Er schaute auf die vereinten Strahlen der langen Sonnennadeln im zähen Blau des Meeres und fühlte Erschöpfung und Glück – so war es in seiner Jugend nur mit seinen liebsten Frauen gewesen, und wahrscheinlich empfanden große Künstler nach glänzenden Premieren ebenso. Erschöpfung, Glück und das stolze Gefühl des Beherrschens eines winzigen, aber großartigen Teils des menschlichen Genius …

Das Geld war nebensächlich. Vielleicht wird sich auch der künftige Messias nach der Erweckung der Toten so erschöpft glücklich fühlen … Und Sie, Robert Rafailowitsch, sind Sie glücklich dort, in Ihrer jenseitigen Erscheinungsform? Heute hat schließlich ein neues Meisterwerk von Ihnen das Licht der Welt erblickt, und jeder seiner Quadratzentimeter bezeugt unwiderlegbar Ihre Urheberschaft. Es lebt und wird leben – wenn auch anfangs nur in einer Privatsammlung in der Villa des verehrten Wladimir Igorewitsch. Aber früher oder später stellen seine Kinder oder Enkelkinder das Bild bei einer Auktion aus, ganz sicher, denn zu diesem Zeitpunkt (wenn nicht nur die Rechtsanwaltswitwe ins Jenseits abgewandert ist, sondern auch ich unauslöschliche Farben aus Pigmenten des Paradiesgartens reibe) – zu diesem Zeitpunkt wird ein Falk im Preis um Hunderttausende kecke Eurolein steigen, und es wird ein echter Falk mit einer realen Herkunft sein.  

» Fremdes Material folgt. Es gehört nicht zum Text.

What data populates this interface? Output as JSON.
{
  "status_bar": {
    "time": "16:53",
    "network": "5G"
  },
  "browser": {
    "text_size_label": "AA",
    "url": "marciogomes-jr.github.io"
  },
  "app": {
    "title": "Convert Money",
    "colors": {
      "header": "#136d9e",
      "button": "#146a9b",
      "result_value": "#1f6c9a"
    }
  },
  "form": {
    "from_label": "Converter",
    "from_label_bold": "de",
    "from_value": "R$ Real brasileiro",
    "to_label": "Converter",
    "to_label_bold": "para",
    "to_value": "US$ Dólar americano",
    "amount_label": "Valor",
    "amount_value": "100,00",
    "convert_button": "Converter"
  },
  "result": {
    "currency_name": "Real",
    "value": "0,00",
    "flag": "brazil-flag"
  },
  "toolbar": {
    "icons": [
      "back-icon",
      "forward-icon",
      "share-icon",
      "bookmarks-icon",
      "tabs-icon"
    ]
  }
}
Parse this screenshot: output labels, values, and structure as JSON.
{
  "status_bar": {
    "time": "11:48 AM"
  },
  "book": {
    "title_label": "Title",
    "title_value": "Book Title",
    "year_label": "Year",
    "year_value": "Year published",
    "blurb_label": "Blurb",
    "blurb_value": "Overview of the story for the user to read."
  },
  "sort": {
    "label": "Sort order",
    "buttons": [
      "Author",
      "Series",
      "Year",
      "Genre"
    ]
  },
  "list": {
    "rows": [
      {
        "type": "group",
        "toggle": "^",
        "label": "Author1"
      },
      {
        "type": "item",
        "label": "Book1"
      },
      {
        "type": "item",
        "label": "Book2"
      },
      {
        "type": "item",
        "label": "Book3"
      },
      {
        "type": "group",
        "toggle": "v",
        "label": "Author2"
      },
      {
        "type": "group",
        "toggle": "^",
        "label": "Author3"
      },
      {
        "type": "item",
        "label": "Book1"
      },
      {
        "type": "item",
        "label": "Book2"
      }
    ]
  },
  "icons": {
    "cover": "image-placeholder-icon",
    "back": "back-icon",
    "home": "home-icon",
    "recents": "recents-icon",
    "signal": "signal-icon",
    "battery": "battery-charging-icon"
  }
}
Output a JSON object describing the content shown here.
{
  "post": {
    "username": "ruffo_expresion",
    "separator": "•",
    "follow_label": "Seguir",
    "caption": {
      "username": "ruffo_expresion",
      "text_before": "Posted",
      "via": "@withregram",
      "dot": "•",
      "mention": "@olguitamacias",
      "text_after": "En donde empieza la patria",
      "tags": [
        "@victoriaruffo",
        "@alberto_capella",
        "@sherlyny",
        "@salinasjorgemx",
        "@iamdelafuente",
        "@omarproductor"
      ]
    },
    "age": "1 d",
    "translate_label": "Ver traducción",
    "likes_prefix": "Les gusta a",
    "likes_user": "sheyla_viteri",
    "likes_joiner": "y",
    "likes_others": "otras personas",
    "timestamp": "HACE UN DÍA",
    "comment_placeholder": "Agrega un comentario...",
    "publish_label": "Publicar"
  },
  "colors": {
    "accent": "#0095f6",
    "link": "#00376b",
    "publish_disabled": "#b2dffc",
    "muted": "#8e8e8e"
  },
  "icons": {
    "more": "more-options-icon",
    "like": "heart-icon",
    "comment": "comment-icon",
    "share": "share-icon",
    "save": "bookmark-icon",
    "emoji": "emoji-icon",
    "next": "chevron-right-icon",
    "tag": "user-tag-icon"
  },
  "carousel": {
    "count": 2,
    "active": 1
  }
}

Und dann, mein Engel, mein Hüter und Schutzpatron eines ganzen Schwarms weißer Tauben, die ich von eigener Hand freigelassen habe – dann stehe dem Experten eines würdigen Museums bei den Verhandlungen jener künftigen Auktion bei.

Er nickte dem jungen Mann zu, und dieser ging zur Kasse, um die Rechnung fertig zu machen.